From Agenda to Agent: Building a Decision Engine for Conferences
Over the years, I’ve realized something simple: conference attendance is a constrained optimization problem:
The buzzword density and overhype turns conferences into cognitive overload machines. Remember a normal brain burns about 300-400 Kcal per day at rest. Here it feels like 800 at a conference! Being an avid cyclist and ex-marathoner, I am very cognizant about limitations on physical energy as well. Conference sessions are energy and time traps, imagine you want to run a race through Disneyland! You overbook sessions in halls far from each other, and then when you finally get there and find a seat, you see the content is just nearly over your leave-threshold. Panels can quickly drift into promotional language and unfamiliar jargon or worst: redundant outdated material.
On the other hand, most people are intellectually curious about latest technology and business trends to varying degrees. As a result, despite the limited time and unclear ROI, most attendees optimize for FOMO and still browse and plan agendas emotionally.
So how do you plan your conference attendance balancing curiosity, ROI, and physical/ mental capacity, so your brain and body are not too fried by 3pm to benefit from the most valuable conversations? May be a decision engine that takes the emotions out of it would help.
I have become an workflow geek ever since I started an AI pay service. If something is repeatable, it should be systematized.
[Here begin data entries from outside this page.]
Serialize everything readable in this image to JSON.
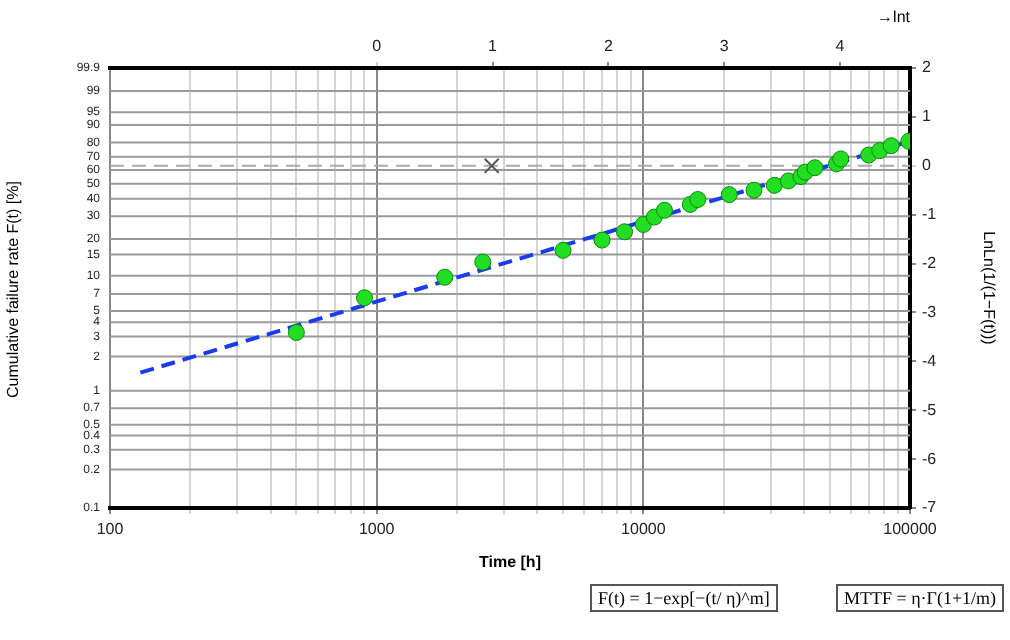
{
  "chart_data": {
    "type": "scatter",
    "xlabel": "Time [h]",
    "ylabel": "LnLn(1/(1−F(t)))",
    "x2label": "→lnt",
    "log": "x",
    "grid": "x",
    "xlim": [
      100,
      100000
    ],
    "xticks": [
      100,
      {
        "value": 200,
        "label": null
      },
      {
        "value": 300,
        "label": null
      },
      {
        "value": 400,
        "label": null
      },
      {
        "value": 500,
        "label": null
      },
      {
        "value": 600,
        "label": null
      },
      {
        "value": 700,
        "label": null
      },
      {
        "value": 800,
        "label": null
      },
      {
        "value": 900,
        "label": null
      },
      1000,
      {
        "value": 2000,
        "label": null
      },
      {
        "value": 3000,
        "label": null
      },
      {
        "value": 4000,
        "label": null
      },
      {
        "value": 5000,
        "label": null
      },
      {
        "value": 6000,
        "label": null
      },
      {
        "value": 7000,
        "label": null
      },
      {
        "value": 8000,
        "label": null
      },
      {
        "value": 9000,
        "label": null
      },
      10000,
      {
        "value": 20000,
        "label": null
      },
      {
        "value": 30000,
        "label": null
      },
      {
        "value": 40000,
        "label": null
      },
      {
        "value": 50000,
        "label": null
      },
      {
        "value": 60000,
        "label": null
      },
      {
        "value": 70000,
        "label": null
      },
      {
        "value": 80000,
        "label": null
      },
      {
        "value": 90000,
        "label": null
      },
      100000
    ],
    "x2lim": [
      -2.303,
      4.605
    ],
    "x2ticks": [
      0,
      1,
      2,
      3,
      4
    ],
    "ylim": [
      -7,
      2
    ],
    "yticks": [
      -7,
      -6,
      -5,
      -4,
      -3,
      -2,
      -1,
      0,
      1,
      2
    ],
    "ref_lines": [
      {
        "axis": "y",
        "value": 0,
        "color": "#aaaaaa",
        "line_style": "dashed"
      },
      {
        "axis": "y",
        "value": -6.213,
        "color": "#9a9a9a"
      },
      {
        "axis": "y",
        "value": -5.808,
        "color": "#9a9a9a"
      },
      {
        "axis": "y",
        "value": -5.519,
        "color": "#9a9a9a"
      },
      {
        "axis": "y",
        "value": -5.296,
        "color": "#9a9a9a"
      },
      {
        "axis": "y",
        "value": -4.958,
        "color": "#9a9a9a"
      },
      {
        "axis": "y",
        "value": -4.6,
        "color": "#9a9a9a"
      },
      {
        "axis": "y",
        "value": -3.902,
        "color": "#9a9a9a"
      },
      {
        "axis": "y",
        "value": -3.491,
        "color": "#9a9a9a"
      },
      {
        "axis": "y",
        "value": -3.199,
        "color": "#9a9a9a"
      },
      {
        "axis": "y",
        "value": -2.97,
        "color": "#9a9a9a"
      },
      {
        "axis": "y",
        "value": -2.623,
        "color": "#9a9a9a"
      },
      {
        "axis": "y",
        "value": -2.25,
        "color": "#9a9a9a"
      },
      {
        "axis": "y",
        "value": -1.817,
        "color": "#9a9a9a"
      },
      {
        "axis": "y",
        "value": -1.5,
        "color": "#9a9a9a"
      },
      {
        "axis": "y",
        "value": -1.031,
        "color": "#9a9a9a"
      },
      {
        "axis": "y",
        "value": -0.672,
        "color": "#9a9a9a"
      },
      {
        "axis": "y",
        "value": -0.367,
        "color": "#9a9a9a"
      },
      {
        "axis": "y",
        "value": -0.087,
        "color": "#9a9a9a"
      },
      {
        "axis": "y",
        "value": 0.186,
        "color": "#9a9a9a"
      },
      {
        "axis": "y",
        "value": 0.476,
        "color": "#9a9a9a"
      },
      {
        "axis": "y",
        "value": 0.834,
        "color": "#9a9a9a"
      },
      {
        "axis": "y",
        "value": 1.097,
        "color": "#9a9a9a"
      },
      {
        "axis": "y",
        "value": 1.527,
        "color": "#9a9a9a"
      }
    ],
    "annotations": [
      "Cumulative failure rate  F(t)  [%]",
      "0.1",
      "0.2",
      "0.3",
      "0.4",
      "0.5",
      "0.7",
      "1",
      "2",
      "3",
      "4",
      "5",
      "7",
      "10",
      "15",
      "20",
      "30",
      "40",
      "50",
      "60",
      "70",
      "80",
      "90",
      "95",
      "99",
      "99.9",
      "F(t) = 1−exp[−(t/ η)^m]",
      "MTTF = η·Γ(1+1/m)"
    ],
    "series": [
      {
        "type": "line",
        "x": [
          130,
          100000
        ],
        "values": [
          -4.23,
          0.5
        ],
        "color": "#1a3cf0",
        "line_style": "dashed",
        "marker": "none"
      },
      {
        "type": "scatter",
        "x": [
          500,
          900,
          1800,
          2500,
          5000,
          7000,
          8500,
          10000,
          11000,
          12000,
          15000,
          16000,
          21000,
          26000,
          31000,
          35000,
          39000,
          40500,
          44000,
          53000,
          55000,
          70000,
          77000,
          85000,
          99000
        ],
        "values": [
          -3.41,
          -2.7,
          -2.28,
          -1.97,
          -1.73,
          -1.52,
          -1.35,
          -1.2,
          -1.05,
          -0.91,
          -0.79,
          -0.69,
          -0.59,
          -0.5,
          -0.4,
          -0.31,
          -0.22,
          -0.13,
          -0.04,
          0.04,
          0.14,
          0.22,
          0.31,
          0.41,
          0.5
        ],
        "color": "#22dd22",
        "marker": "circle"
      },
      {
        "type": "scatter",
        "x": [
          2700
        ],
        "values": [
          0
        ],
        "color": "#555555",
        "marker": "cross"
      }
    ]
  }
}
My mind goes: “Build a workflow”! So why not a decision engine for conference attendance?
Somebody asked me recently can you send your financial statement handling workflow to me and I thought about how can a workflow that I build for this be explained or better yet: can be repeatably built by others.
so here is how I started:
Step 1: Define the Input Parameters
-My top technical focus areas and explicit exclusions
-My buzzword tolerance (10-minute rule)
-Panel tolerance and quality threshold <> predefined leave triggers for the session (allows you to walk out)
-Walking tolerance (max 10 minutes per hall change).
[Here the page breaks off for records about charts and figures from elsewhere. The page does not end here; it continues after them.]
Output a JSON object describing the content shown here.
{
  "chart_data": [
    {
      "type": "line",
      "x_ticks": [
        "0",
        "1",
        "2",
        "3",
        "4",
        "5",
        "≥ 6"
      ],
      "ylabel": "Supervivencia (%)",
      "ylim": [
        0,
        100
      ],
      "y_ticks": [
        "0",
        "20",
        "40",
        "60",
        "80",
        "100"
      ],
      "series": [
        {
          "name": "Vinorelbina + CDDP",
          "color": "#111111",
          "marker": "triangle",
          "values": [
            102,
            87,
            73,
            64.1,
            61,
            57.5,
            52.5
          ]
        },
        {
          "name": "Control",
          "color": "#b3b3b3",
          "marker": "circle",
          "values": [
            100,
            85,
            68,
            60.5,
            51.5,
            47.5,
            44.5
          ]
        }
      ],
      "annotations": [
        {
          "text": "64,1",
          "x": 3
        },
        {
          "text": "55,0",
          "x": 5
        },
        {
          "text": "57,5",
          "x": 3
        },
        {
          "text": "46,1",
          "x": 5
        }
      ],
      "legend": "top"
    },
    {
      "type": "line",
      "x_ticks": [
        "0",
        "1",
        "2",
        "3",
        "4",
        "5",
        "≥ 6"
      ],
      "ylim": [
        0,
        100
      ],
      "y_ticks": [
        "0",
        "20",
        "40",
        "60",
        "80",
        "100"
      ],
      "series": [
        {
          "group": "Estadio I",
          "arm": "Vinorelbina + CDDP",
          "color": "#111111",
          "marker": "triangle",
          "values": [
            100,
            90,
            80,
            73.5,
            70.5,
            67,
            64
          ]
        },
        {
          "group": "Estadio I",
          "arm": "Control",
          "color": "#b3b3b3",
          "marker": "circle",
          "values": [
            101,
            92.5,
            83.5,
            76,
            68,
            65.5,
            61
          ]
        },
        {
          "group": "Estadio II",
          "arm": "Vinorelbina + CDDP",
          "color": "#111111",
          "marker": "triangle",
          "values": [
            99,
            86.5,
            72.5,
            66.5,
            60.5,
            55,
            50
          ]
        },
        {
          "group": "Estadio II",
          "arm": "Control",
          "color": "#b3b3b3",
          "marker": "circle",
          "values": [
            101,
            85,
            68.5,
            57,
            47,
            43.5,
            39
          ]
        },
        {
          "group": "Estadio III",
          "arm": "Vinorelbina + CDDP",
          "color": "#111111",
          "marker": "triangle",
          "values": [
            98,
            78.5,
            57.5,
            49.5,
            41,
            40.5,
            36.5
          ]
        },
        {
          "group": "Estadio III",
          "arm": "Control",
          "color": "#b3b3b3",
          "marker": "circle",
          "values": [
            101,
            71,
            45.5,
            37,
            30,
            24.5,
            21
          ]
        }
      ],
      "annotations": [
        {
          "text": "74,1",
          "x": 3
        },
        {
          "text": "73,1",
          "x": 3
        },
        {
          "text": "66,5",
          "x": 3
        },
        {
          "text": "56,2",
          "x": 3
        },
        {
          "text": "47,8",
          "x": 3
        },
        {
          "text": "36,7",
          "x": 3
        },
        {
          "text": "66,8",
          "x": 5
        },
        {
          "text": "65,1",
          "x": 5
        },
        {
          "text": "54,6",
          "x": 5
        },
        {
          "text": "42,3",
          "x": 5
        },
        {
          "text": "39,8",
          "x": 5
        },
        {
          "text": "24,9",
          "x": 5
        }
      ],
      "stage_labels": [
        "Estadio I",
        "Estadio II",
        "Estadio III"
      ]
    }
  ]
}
-Attention span (90 minutes)<> Desired Break frequency.
-My Social energy profile (deep 1:1s vs. big sessions).
-Primary objective and a clear definition of strong ROI for the session
Step 2: Apply Hard Filters: From the Full Agenda Remove Anything That Doesn’t Match Your Interest.
That alone cuts the list dramatically.
No generic “AI transformation.”
No monetization-heavy roundtables.
No sessions without measurable upside.
Step 3: Score a Match Probability and Energy cost For the Rest
For shortlisted sessions, I asked AI to score each session across four dimensions: topic match, depth probability, networking quality, and energy cost.
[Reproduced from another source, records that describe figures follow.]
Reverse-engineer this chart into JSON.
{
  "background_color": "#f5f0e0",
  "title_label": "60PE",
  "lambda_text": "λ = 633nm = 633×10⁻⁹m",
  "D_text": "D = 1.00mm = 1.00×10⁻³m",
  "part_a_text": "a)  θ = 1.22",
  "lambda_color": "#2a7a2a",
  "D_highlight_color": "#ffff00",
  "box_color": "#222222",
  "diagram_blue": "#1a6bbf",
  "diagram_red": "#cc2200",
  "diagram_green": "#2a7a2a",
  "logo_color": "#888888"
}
Energy cost wasn’t abstract. It included hall walking distance, session length, panel format, late-day fatigue, and whether I had a clear leave trigger.
High energy sessions had to justify themselves. Most didn’t.
Step 4: Constrain the Daily Energy Budget
Per day, I allowed at most two medium-energy sessions and one high-energy session (optional). I also required at least one low-energy, high-signal block. Every session has a predefined exit rule. That rule alone prevents sunk-cost bias.
The rest of the time is intentional: expo walks, targeted booth conversations, or breaks.
The result? Across three days at the conference I’m attending only eight sessions. Not because there aren’t more interesting ones, but because only eight meet my defined ROI under energy constraints.
Result: The AI Agent
The interesting part is how you operationalize: How you can turn the logic into a repeatable prompt template — structured intake, scoring model, constraint system, and Day-1 feedback loop. This isn’t about “using ChatGPT.” It’s about building lightweight decision agents without writing code.
For a conference planing workflow, the AI reduces emotional browsing, flags misalignment, and quantifies tradeoffs, while also protecting cognitive energy. The AI does not make the decisions. It enforces constraints.
So when you are building an agentic workflow:
-Define constraints and objectives explicitly and from the get-go.
-Design and deploy the guardrails before scaling usage, to amplify signal, not noise.
-reduce reactive loops to avoid system and outcome drift.
This constraint-first approach is also how I think about enterprise AI systems — especially where security, reliability, and governance matter.